Il ne sert à rien de condamner le populisme, en attisant la colère des citoyens avec les leçons de vertu des élites ; il faut traiter ses causes. En réhabilitant les nations et les États face à la tyrannie des communautés et des minorités. En rappelant que la sécurité demeure la condition première de la liberté. En soulignant que la libre circulation suppose le contrôle strict des frontières extérieures. Les priorités sont connues. Simplifier et renforcer l’efficacité des institutions européennes et les incarner dans un leadership fort au lieu de multiplier les postes et les incapables. Affirmer la souveraineté de l’Europe face aux géants du XXIe siècle, sur le plan commercial, technologique et fiscal mais aussi au plan monétaire en faisant de l’euro une monnaie internationale à part entière.

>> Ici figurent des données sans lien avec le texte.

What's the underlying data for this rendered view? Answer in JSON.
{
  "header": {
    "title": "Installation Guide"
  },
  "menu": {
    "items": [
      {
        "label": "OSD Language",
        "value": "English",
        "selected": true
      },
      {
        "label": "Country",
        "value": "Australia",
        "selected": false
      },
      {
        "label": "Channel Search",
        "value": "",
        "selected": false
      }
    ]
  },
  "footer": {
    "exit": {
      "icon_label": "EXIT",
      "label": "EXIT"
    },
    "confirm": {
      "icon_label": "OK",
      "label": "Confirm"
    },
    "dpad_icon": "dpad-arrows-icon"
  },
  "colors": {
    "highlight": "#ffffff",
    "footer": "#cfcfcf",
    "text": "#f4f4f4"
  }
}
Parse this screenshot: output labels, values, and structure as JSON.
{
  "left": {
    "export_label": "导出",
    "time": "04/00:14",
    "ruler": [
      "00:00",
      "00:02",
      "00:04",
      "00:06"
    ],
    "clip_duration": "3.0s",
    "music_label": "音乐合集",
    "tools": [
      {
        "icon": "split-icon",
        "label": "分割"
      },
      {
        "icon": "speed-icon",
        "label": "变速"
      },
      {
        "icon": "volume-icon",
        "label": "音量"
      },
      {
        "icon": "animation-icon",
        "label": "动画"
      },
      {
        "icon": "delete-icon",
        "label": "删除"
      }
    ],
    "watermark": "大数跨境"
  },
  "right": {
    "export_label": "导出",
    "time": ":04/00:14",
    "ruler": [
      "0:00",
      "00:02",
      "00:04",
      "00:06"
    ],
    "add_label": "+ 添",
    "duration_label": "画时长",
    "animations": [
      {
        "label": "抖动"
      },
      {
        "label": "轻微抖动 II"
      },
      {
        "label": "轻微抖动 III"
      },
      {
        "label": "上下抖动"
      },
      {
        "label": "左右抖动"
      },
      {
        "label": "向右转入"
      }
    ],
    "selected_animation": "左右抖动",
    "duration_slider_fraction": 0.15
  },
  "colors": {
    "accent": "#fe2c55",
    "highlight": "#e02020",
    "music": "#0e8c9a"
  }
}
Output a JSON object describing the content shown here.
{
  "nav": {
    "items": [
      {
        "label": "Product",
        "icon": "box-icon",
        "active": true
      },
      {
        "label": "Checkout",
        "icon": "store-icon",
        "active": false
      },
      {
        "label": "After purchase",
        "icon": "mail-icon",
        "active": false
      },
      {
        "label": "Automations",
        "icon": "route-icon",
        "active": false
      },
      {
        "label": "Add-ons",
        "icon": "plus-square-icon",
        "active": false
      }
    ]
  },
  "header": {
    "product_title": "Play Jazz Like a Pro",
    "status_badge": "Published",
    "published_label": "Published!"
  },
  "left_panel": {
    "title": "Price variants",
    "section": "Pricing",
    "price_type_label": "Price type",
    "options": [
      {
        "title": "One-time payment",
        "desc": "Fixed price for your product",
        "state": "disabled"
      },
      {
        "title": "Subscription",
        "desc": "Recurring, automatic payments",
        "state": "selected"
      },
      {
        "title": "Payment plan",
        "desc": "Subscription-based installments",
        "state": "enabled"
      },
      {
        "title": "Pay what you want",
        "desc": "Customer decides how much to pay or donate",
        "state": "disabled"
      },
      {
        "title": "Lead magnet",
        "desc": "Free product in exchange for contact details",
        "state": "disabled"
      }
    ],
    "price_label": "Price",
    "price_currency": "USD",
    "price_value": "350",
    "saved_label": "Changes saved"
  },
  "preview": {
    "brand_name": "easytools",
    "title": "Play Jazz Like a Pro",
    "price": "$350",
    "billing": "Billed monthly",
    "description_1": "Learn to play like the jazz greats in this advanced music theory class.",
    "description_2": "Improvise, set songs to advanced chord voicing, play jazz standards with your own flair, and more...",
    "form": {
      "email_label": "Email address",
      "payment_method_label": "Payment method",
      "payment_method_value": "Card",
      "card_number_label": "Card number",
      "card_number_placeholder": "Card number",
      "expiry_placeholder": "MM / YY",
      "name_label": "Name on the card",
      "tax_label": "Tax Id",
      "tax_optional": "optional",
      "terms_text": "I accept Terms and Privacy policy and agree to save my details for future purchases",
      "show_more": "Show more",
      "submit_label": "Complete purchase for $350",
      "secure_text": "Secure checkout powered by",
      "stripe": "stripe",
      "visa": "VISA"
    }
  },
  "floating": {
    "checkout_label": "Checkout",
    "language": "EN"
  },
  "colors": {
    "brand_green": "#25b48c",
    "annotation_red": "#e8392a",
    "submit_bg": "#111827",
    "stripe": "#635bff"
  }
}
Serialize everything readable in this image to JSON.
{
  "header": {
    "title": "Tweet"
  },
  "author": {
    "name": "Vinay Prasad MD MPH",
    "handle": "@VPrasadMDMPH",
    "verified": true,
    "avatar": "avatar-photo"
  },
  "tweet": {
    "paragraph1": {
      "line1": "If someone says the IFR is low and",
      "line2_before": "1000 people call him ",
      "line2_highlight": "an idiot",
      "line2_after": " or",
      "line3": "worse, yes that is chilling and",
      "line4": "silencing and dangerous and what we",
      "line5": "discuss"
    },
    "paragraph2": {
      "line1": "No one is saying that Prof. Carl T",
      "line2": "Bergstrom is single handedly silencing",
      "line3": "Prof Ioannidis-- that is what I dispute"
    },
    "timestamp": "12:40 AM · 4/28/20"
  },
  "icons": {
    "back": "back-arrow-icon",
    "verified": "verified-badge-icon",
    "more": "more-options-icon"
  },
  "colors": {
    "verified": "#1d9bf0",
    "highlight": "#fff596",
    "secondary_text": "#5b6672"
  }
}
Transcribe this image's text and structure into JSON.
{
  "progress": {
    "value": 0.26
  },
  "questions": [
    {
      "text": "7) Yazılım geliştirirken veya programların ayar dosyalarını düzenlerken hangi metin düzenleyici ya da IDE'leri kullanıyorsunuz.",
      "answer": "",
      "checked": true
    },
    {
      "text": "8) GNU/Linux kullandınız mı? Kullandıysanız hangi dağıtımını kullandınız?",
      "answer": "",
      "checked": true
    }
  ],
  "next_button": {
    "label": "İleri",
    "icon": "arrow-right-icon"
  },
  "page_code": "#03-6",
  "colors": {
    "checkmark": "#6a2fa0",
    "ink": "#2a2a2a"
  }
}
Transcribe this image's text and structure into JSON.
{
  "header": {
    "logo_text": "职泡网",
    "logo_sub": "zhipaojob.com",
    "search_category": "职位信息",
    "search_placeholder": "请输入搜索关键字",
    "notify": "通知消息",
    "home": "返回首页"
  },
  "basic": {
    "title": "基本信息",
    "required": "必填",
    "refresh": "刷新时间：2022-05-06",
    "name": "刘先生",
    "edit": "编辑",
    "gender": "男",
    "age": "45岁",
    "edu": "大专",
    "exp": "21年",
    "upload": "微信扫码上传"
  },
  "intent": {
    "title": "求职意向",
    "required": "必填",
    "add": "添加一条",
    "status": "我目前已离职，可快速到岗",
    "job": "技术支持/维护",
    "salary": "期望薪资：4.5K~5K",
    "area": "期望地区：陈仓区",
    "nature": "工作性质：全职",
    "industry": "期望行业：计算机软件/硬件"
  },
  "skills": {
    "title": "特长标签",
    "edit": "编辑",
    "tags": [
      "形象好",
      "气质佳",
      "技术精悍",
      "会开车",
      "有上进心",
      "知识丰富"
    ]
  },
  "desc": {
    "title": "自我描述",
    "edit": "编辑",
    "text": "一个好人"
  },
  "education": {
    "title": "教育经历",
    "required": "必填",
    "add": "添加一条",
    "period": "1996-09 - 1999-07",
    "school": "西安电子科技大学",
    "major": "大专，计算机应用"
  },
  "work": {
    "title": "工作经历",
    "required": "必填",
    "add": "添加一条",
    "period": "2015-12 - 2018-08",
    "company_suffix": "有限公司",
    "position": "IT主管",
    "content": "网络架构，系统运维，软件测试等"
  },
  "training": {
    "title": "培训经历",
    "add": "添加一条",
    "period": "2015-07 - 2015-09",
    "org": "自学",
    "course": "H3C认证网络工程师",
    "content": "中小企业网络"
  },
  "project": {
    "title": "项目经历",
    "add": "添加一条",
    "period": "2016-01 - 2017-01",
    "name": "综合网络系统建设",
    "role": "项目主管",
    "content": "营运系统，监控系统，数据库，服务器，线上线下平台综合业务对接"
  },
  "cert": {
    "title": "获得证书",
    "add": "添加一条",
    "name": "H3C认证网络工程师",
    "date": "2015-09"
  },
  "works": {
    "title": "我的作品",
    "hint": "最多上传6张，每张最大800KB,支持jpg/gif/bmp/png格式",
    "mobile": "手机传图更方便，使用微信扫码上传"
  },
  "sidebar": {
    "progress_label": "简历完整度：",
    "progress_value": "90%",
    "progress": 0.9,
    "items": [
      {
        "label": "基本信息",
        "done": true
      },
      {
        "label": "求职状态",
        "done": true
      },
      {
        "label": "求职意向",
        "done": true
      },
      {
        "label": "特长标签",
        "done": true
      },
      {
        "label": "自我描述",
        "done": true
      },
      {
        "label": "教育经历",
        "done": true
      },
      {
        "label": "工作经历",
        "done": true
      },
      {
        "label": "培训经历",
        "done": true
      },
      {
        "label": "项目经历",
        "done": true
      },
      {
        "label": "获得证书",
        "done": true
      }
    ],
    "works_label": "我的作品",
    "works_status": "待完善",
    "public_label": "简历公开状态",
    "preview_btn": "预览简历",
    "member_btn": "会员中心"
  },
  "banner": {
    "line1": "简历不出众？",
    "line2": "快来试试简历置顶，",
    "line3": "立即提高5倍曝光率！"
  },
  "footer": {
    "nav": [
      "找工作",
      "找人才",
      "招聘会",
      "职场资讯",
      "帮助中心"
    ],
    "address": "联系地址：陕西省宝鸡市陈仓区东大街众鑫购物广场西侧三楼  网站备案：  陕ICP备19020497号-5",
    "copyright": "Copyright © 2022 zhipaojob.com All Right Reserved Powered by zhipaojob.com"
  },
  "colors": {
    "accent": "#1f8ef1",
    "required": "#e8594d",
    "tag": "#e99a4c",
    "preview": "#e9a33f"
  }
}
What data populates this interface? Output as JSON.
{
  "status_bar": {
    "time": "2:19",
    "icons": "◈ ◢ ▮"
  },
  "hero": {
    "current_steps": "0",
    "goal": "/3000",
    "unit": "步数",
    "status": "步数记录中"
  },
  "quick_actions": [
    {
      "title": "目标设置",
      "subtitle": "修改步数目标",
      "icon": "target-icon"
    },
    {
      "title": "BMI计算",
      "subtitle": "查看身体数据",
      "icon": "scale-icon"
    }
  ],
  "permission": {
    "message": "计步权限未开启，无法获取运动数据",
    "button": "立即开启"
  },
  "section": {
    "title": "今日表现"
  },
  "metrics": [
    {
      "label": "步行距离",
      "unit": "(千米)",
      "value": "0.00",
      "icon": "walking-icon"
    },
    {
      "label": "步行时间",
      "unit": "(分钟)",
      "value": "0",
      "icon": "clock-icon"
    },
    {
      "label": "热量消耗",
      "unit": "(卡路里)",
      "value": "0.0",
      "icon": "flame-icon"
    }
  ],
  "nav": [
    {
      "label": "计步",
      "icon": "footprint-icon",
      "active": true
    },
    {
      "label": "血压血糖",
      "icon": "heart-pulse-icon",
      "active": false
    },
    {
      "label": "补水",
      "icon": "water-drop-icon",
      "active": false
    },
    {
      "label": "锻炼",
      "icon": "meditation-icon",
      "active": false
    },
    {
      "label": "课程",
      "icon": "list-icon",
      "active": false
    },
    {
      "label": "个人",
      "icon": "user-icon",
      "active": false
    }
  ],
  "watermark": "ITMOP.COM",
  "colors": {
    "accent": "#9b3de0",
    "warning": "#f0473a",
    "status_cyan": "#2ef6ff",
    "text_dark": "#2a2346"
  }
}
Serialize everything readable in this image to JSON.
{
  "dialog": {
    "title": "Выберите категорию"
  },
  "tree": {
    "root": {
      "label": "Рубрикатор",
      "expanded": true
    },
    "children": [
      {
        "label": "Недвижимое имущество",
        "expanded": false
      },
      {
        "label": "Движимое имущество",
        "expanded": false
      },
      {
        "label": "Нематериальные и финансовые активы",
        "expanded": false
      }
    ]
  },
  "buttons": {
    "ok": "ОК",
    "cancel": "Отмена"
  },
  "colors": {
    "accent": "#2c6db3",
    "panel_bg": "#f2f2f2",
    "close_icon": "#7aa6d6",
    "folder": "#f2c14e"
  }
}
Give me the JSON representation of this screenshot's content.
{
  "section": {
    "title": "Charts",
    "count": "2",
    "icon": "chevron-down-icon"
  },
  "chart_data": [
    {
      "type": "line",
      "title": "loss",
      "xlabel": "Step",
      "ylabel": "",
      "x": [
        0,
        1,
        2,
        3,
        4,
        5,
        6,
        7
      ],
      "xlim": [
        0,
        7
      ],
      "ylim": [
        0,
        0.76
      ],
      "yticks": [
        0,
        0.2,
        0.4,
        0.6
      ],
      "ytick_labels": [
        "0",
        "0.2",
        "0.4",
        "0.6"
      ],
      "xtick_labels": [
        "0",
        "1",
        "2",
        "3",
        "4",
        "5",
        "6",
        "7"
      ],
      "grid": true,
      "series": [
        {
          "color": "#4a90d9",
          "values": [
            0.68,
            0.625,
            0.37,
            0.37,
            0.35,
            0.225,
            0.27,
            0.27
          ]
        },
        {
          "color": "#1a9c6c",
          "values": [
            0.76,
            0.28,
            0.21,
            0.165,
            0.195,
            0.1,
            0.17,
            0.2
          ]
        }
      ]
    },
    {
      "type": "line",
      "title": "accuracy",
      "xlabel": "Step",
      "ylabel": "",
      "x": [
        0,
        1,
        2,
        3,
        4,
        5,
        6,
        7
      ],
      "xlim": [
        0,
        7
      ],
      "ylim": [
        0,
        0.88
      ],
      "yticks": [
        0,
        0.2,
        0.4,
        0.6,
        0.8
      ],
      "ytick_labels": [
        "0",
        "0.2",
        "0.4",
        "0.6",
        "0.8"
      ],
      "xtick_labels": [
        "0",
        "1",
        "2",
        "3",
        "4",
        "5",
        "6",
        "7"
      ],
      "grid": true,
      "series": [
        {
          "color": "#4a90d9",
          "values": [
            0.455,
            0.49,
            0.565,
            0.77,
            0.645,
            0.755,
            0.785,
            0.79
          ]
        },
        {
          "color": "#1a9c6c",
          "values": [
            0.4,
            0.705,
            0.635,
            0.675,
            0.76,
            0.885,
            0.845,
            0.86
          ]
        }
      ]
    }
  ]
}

La prochaine élection européenne sera un référendum sur l’Union. Ce référendum se jouera autour de l’immigration et des réfugiés. Il sera perdu si une nouvelle donne n’est pas mise en place autour d’une convergence du droit de l’immigration et de l’asile mais aussi de la reconnaissance du principe du volontariat pour l’accueil des réfugiés, de la reprise du contrôle des frontières extérieures – ce qui passe par la mise en place d’un dispositif coordonné de surveillance de la Méditerranée –, d’une aide massive au développement de l’Afrique conditionnée à la réadmission des expulsés.
Il ne suffit pas d’affirmer que l’Europe doit reprendre en main son destin, il faut d’urgence passer aux actes.